Richard: Glass bottle, 1851

Anton Schwefel: Artificial glass eyes, 1820

Doulton & Watts: Stoneware foot warmer, 1853

Today it is obvious that the State promotes the economy – but less so that the State may support industrial espionage. Franz II (I) tried to combine the two.

Richard: Glass bottle, 1851

Anton Schwefel: Artificial glass eyes, 1820

Doulton & Watts: Stoneware foot warmer, 1853

An earthenware hot-water bottle, a coloured-glass perfume bottle, carved pocket-knives,  artificial eyes of glass and mowers and reapers – all these products were collected in the so-called ‘Imperial-Royal Collection of Manufactured Products’, ‘in order to give everyone the opportunity to gain a general overview of what goods of this kind are produced in My Hereditary Lands’. Hence the Emperor and his advisers wanted to collect all the goods produced in the Monarchy. What mattered here was not so much the monarch’s personal interest in innovations as collecting and displaying to the population all the technical achievements of the newly founded Empire (1804) in order ‘to promote sales and trade’.

As far as technological innovations were concerned in the decades before 1848, during the reigns of Franz I and Ferdinand I, the Habsburg Monarchy was to a large extent dependent on foreign inventions and specialists. Entrepreneurs either employed foreign workers or spent some time abroad themselves – nowadays this would probably be called industrial espionage. Foreign specialists also brought their know-how into the Monarchy, even though in some cases it was illegal to do so: English entrepreneurs, for example, were forbidden to go abroad. In order to promote technological development within the Monarchy as well, in 1807 the ‘Imperial-Royal Polytechnical Institute’ was founded in Prague, followed in 1815 by a similar institution in Vienna, the forerunners of today’s universities of technology.
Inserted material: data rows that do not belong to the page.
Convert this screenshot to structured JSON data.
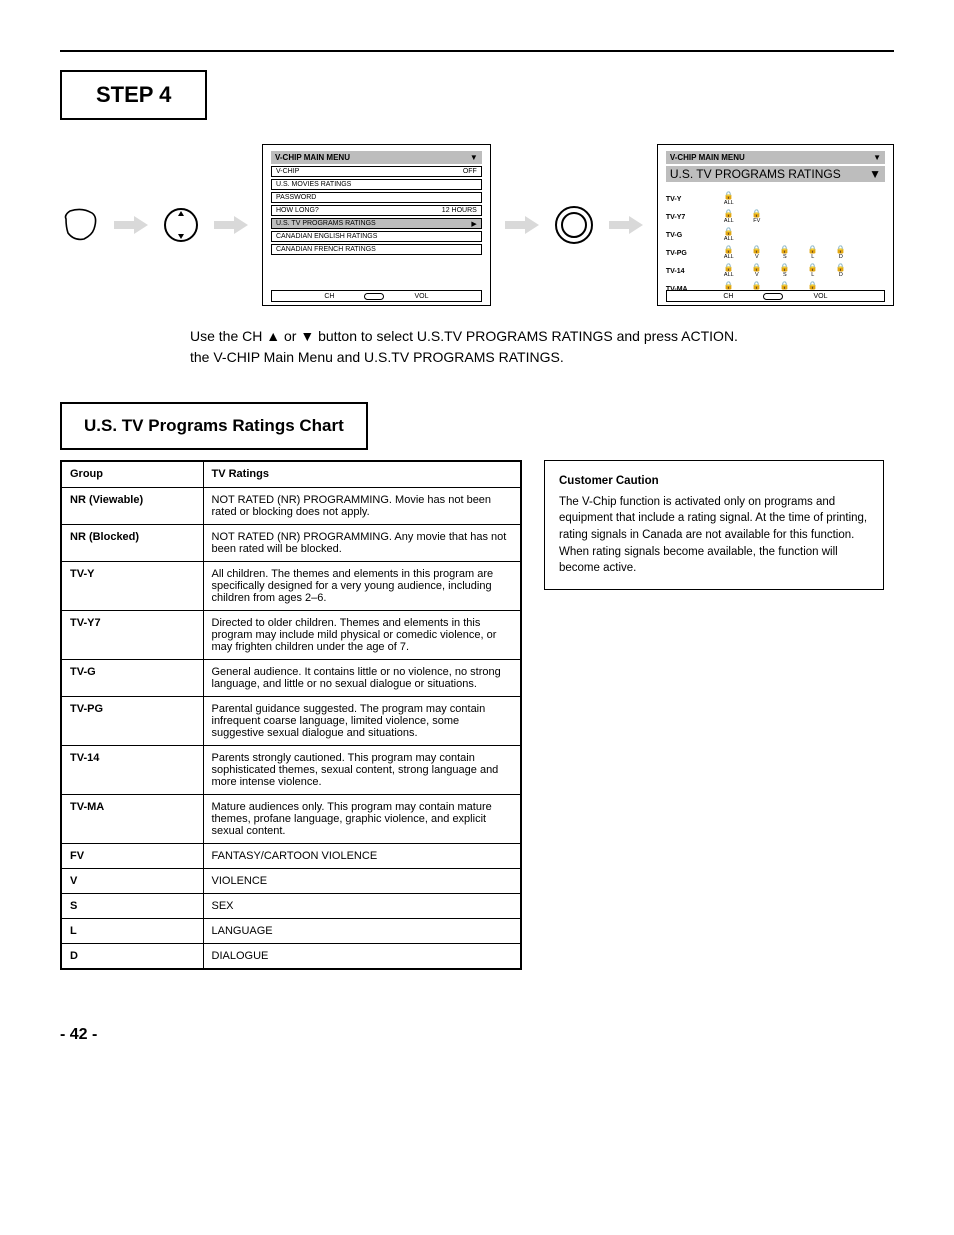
{
  "section": {
    "step_label": "STEP 4",
    "instr_line1": "Use the CH ▲ or ▼ button to select U.S.TV PROGRAMS RATINGS and press ACTION.",
    "instr_line2": "the V-CHIP Main Menu and U.S.TV PROGRAMS RATINGS.",
    "table_heading": "U.S. TV Programs Ratings Chart",
    "page_footer": "- 42 -"
  },
  "osd1": {
    "title": "V-CHIP   MAIN MENU",
    "items": [
      {
        "label": "V-CHIP",
        "val": "OFF"
      },
      {
        "label": "U.S. MOVIES RATINGS",
        "val": ""
      },
      {
        "label": "PASSWORD",
        "val": ""
      },
      {
        "label": "HOW LONG?",
        "val": "12 HOURS"
      },
      {
        "label": "U.S. TV PROGRAMS RATINGS",
        "val": "▶",
        "selected": true
      },
      {
        "label": "CANADIAN  ENGLISH RATINGS",
        "val": ""
      },
      {
        "label": "CANADIAN  FRENCH RATINGS",
        "val": ""
      }
    ],
    "foot_left": "CH",
    "foot_right": "VOL"
  },
  "osd2": {
    "title": "V-CHIP   MAIN MENU",
    "subtitle": "U.S. TV   PROGRAMS RATINGS",
    "rows": [
      {
        "label": "TV-Y",
        "cells": [
          {
            "letter": "ALL"
          }
        ],
        "spread": false,
        "rightoffset": true
      },
      {
        "label": "TV-Y7",
        "cells": [
          {
            "letter": "ALL"
          },
          {
            "letter": "FV"
          }
        ],
        "spread": false
      },
      {
        "label": "TV-G",
        "cells": [
          {
            "letter": "ALL"
          }
        ],
        "spread": false
      },
      {
        "label": "TV-PG",
        "cells": [
          {
            "letter": "ALL"
          },
          {
            "letter": "V"
          },
          {
            "letter": "S"
          },
          {
            "letter": "L"
          },
          {
            "letter": "D"
          }
        ],
        "spread": true
      },
      {
        "label": "TV-14",
        "cells": [
          {
            "letter": "ALL"
          },
          {
            "letter": "V"
          },
          {
            "letter": "S"
          },
          {
            "letter": "L"
          },
          {
            "letter": "D"
          }
        ],
        "spread": true
      },
      {
        "label": "TV-MA",
        "cells": [
          {
            "letter": "ALL"
          },
          {
            "letter": "V"
          },
          {
            "letter": "S"
          },
          {
            "letter": "L"
          }
        ],
        "spread": true
      }
    ],
    "foot_left": "CH",
    "foot_right": "VOL"
  },
  "ratings_table": {
    "headers": [
      "Group",
      "TV Ratings"
    ],
    "rows": [
      {
        "g": "NR (Viewable)",
        "d": "NOT RATED (NR) PROGRAMMING. Movie has not been rated or blocking does not apply."
      },
      {
        "g": "NR (Blocked)",
        "d": "NOT RATED (NR) PROGRAMMING. Any movie that has not been rated will be blocked."
      },
      {
        "g": "TV-Y",
        "d": "All children. The themes and elements in this program are specifically designed for a very young audience, including children from ages 2–6."
      },
      {
        "g": "TV-Y7",
        "d": "Directed to older children. Themes and elements in this program may include mild physical or comedic violence, or may frighten children under the age of 7."
      },
      {
        "g": "TV-G",
        "d": "General audience. It contains little or no violence, no strong language, and little or no sexual dialogue or situations."
      },
      {
        "g": "TV-PG",
        "d": "Parental guidance suggested. The program may contain infrequent coarse language, limited violence, some suggestive sexual dialogue and situations."
      },
      {
        "g": "TV-14",
        "d": "Parents strongly cautioned. This program may contain sophisticated themes, sexual content, strong language and more intense violence."
      },
      {
        "g": "TV-MA",
        "d": "Mature audiences only. This program may contain mature themes, profane language, graphic violence, and explicit sexual content."
      },
      {
        "g": "FV",
        "d": "FANTASY/CARTOON VIOLENCE"
      },
      {
        "g": "V",
        "d": "VIOLENCE"
      },
      {
        "g": "S",
        "d": "SEX"
      },
      {
        "g": "L",
        "d": "LANGUAGE"
      },
      {
        "g": "D",
        "d": "DIALOGUE"
      }
    ]
  },
  "canada_box": {
    "heading": "Customer Caution",
    "body": "The V-Chip function is activated only on programs and equipment that include a rating signal. At the time of printing, rating signals in Canada are not available for this function. When rating signals become available, the function will become active."
  }
}
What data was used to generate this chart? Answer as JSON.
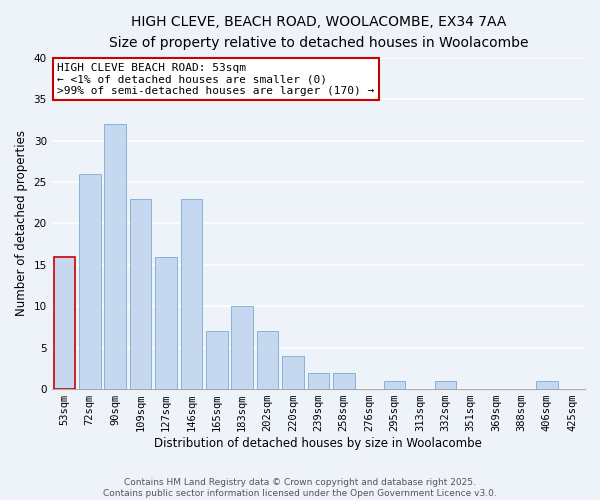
{
  "title": "HIGH CLEVE, BEACH ROAD, WOOLACOMBE, EX34 7AA",
  "subtitle": "Size of property relative to detached houses in Woolacombe",
  "xlabel": "Distribution of detached houses by size in Woolacombe",
  "ylabel": "Number of detached properties",
  "bins": [
    "53sqm",
    "72sqm",
    "90sqm",
    "109sqm",
    "127sqm",
    "146sqm",
    "165sqm",
    "183sqm",
    "202sqm",
    "220sqm",
    "239sqm",
    "258sqm",
    "276sqm",
    "295sqm",
    "313sqm",
    "332sqm",
    "351sqm",
    "369sqm",
    "388sqm",
    "406sqm",
    "425sqm"
  ],
  "values": [
    16,
    26,
    32,
    23,
    16,
    23,
    7,
    10,
    7,
    4,
    2,
    2,
    0,
    1,
    0,
    1,
    0,
    0,
    0,
    1,
    0
  ],
  "bar_color": "#c5d8f0",
  "highlight_bar_edge_color": "#cc0000",
  "normal_bar_edge_color": "#7baad4",
  "highlight_index": 0,
  "ylim": [
    0,
    40
  ],
  "yticks": [
    0,
    5,
    10,
    15,
    20,
    25,
    30,
    35,
    40
  ],
  "annotation_line1": "HIGH CLEVE BEACH ROAD: 53sqm",
  "annotation_line2": "← <1% of detached houses are smaller (0)",
  "annotation_line3": ">99% of semi-detached houses are larger (170) →",
  "annotation_box_edge_color": "#cc0000",
  "footer_line1": "Contains HM Land Registry data © Crown copyright and database right 2025.",
  "footer_line2": "Contains public sector information licensed under the Open Government Licence v3.0.",
  "background_color": "#eef2f9",
  "grid_color": "#ffffff",
  "title_fontsize": 10,
  "subtitle_fontsize": 9,
  "axis_label_fontsize": 8.5,
  "tick_fontsize": 7.5,
  "annotation_fontsize": 8
}
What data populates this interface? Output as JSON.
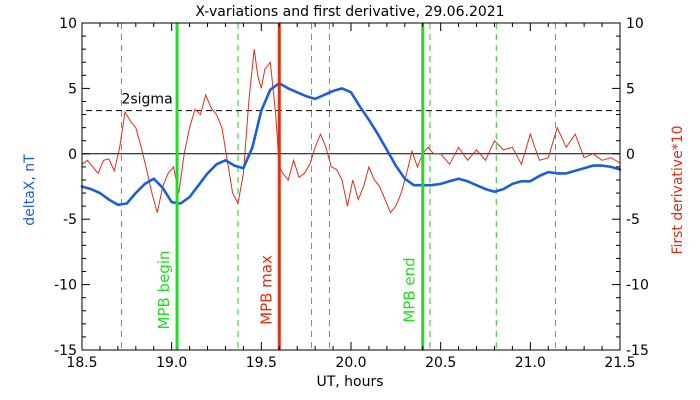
{
  "chart_data": {
    "type": "line",
    "title": "X-variations and first derivative, 29.06.2021",
    "xlabel": "UT, hours",
    "ylabel_left": "deltaX, nT",
    "ylabel_right": "First derivative*10",
    "xlim": [
      18.5,
      21.5
    ],
    "ylim": [
      -15,
      10
    ],
    "y2lim": [
      -15,
      10
    ],
    "x_ticks": [
      "18.5",
      "19.0",
      "19.5",
      "20.0",
      "20.5",
      "21.0",
      "21.5"
    ],
    "y_ticks": [
      "-15",
      "-10",
      "-5",
      "0",
      "5",
      "10"
    ],
    "y2_ticks": [
      "-15",
      "-10",
      "-5",
      "0",
      "5",
      "10"
    ],
    "colors": {
      "deltaX": "#1a5fd6",
      "derivative": "#d9301a",
      "mpb_boundary": "#22dd22",
      "mpb_max": "#e03010",
      "dashed_markers": "#22cc22"
    },
    "threshold": {
      "label": "2sigma",
      "value": 3.3
    },
    "zero_line": 0,
    "vertical_dashed_markers": [
      18.72,
      19.37,
      19.78,
      19.88,
      20.44,
      20.81,
      21.14
    ],
    "vertical_markers": [
      {
        "x": 19.03,
        "label": "MPB begin",
        "kind": "mpb_boundary"
      },
      {
        "x": 19.6,
        "label": "MPB max",
        "kind": "mpb_max"
      },
      {
        "x": 20.4,
        "label": "MPB end",
        "kind": "mpb_boundary"
      }
    ],
    "series": [
      {
        "key": "deltaX",
        "axis": "left",
        "x": [
          18.5,
          18.55,
          18.6,
          18.65,
          18.7,
          18.75,
          18.8,
          18.85,
          18.9,
          18.95,
          19.0,
          19.05,
          19.1,
          19.15,
          19.2,
          19.25,
          19.3,
          19.35,
          19.4,
          19.45,
          19.5,
          19.55,
          19.6,
          19.65,
          19.7,
          19.75,
          19.8,
          19.85,
          19.9,
          19.95,
          20.0,
          20.05,
          20.1,
          20.15,
          20.2,
          20.25,
          20.3,
          20.35,
          20.4,
          20.45,
          20.5,
          20.55,
          20.6,
          20.65,
          20.7,
          20.75,
          20.8,
          20.85,
          20.9,
          20.95,
          21.0,
          21.05,
          21.1,
          21.15,
          21.2,
          21.25,
          21.3,
          21.35,
          21.4,
          21.45,
          21.5
        ],
        "values": [
          -2.5,
          -2.7,
          -3.0,
          -3.5,
          -3.9,
          -3.8,
          -3.0,
          -2.3,
          -1.9,
          -2.6,
          -3.7,
          -3.8,
          -3.3,
          -2.4,
          -1.5,
          -0.8,
          -0.5,
          -0.9,
          -1.1,
          0.5,
          3.3,
          4.9,
          5.4,
          5.0,
          4.7,
          4.4,
          4.2,
          4.5,
          4.8,
          5.0,
          4.7,
          3.6,
          2.6,
          1.5,
          0.3,
          -0.9,
          -1.9,
          -2.4,
          -2.4,
          -2.4,
          -2.3,
          -2.1,
          -1.9,
          -2.1,
          -2.4,
          -2.7,
          -2.9,
          -2.7,
          -2.3,
          -2.1,
          -2.1,
          -1.7,
          -1.4,
          -1.5,
          -1.5,
          -1.3,
          -1.1,
          -0.9,
          -0.9,
          -1.0,
          -1.2
        ]
      },
      {
        "key": "derivative",
        "axis": "right",
        "x": [
          18.5,
          18.53,
          18.56,
          18.59,
          18.62,
          18.65,
          18.68,
          18.71,
          18.74,
          18.77,
          18.8,
          18.83,
          18.86,
          18.89,
          18.92,
          18.95,
          18.98,
          19.01,
          19.04,
          19.07,
          19.1,
          19.13,
          19.16,
          19.19,
          19.22,
          19.25,
          19.28,
          19.31,
          19.34,
          19.37,
          19.4,
          19.43,
          19.46,
          19.48,
          19.5,
          19.52,
          19.55,
          19.58,
          19.6,
          19.62,
          19.65,
          19.68,
          19.71,
          19.74,
          19.77,
          19.8,
          19.83,
          19.86,
          19.89,
          19.92,
          19.95,
          19.98,
          20.01,
          20.04,
          20.07,
          20.1,
          20.13,
          20.16,
          20.19,
          20.22,
          20.25,
          20.28,
          20.31,
          20.34,
          20.37,
          20.4,
          20.43,
          20.46,
          20.5,
          20.55,
          20.6,
          20.65,
          20.7,
          20.75,
          20.8,
          20.85,
          20.9,
          20.95,
          21.0,
          21.05,
          21.1,
          21.15,
          21.2,
          21.25,
          21.3,
          21.35,
          21.4,
          21.45,
          21.5
        ],
        "values": [
          -0.8,
          -0.5,
          -1.0,
          -1.5,
          -0.5,
          -0.4,
          -1.3,
          0.5,
          3.2,
          2.5,
          2.0,
          0.5,
          -1.2,
          -3.0,
          -4.5,
          -2.5,
          -1.5,
          -1.0,
          -3.0,
          0.0,
          2.0,
          3.4,
          3.0,
          4.5,
          3.5,
          3.0,
          2.0,
          -0.5,
          -3.0,
          -3.8,
          -1.5,
          4.0,
          8.0,
          6.0,
          5.0,
          6.5,
          7.0,
          3.0,
          -1.0,
          -1.5,
          -2.0,
          -0.5,
          -1.8,
          -1.5,
          -0.8,
          0.5,
          1.5,
          0.5,
          -1.0,
          -1.2,
          -2.0,
          -4.0,
          -2.0,
          -3.5,
          -2.5,
          -1.0,
          -2.0,
          -2.5,
          -3.5,
          -4.5,
          -4.0,
          -3.0,
          -1.5,
          0.2,
          -1.0,
          0.0,
          0.5,
          0.0,
          0.0,
          -0.8,
          0.5,
          -0.5,
          0.3,
          -0.5,
          1.0,
          0.3,
          0.5,
          -0.8,
          1.5,
          -0.5,
          -0.3,
          2.0,
          0.5,
          1.5,
          -0.3,
          0.0,
          -0.5,
          -0.3,
          -0.7
        ]
      }
    ]
  }
}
These economic policy measures had a budgetary background: the state finances of the Habsburg Monarchy were in bad shape; Franz I and his advisers hoped that promoting technology would have a positive effect on productivity and hence also on tax revenue. In addition the aim was to reduce the competitive industrial and economic lead enjoyed by England. To this end foreign products – especially ones from England – were displayed in the Collection of Manufactured Products and hence recommended as models for Austrian industry.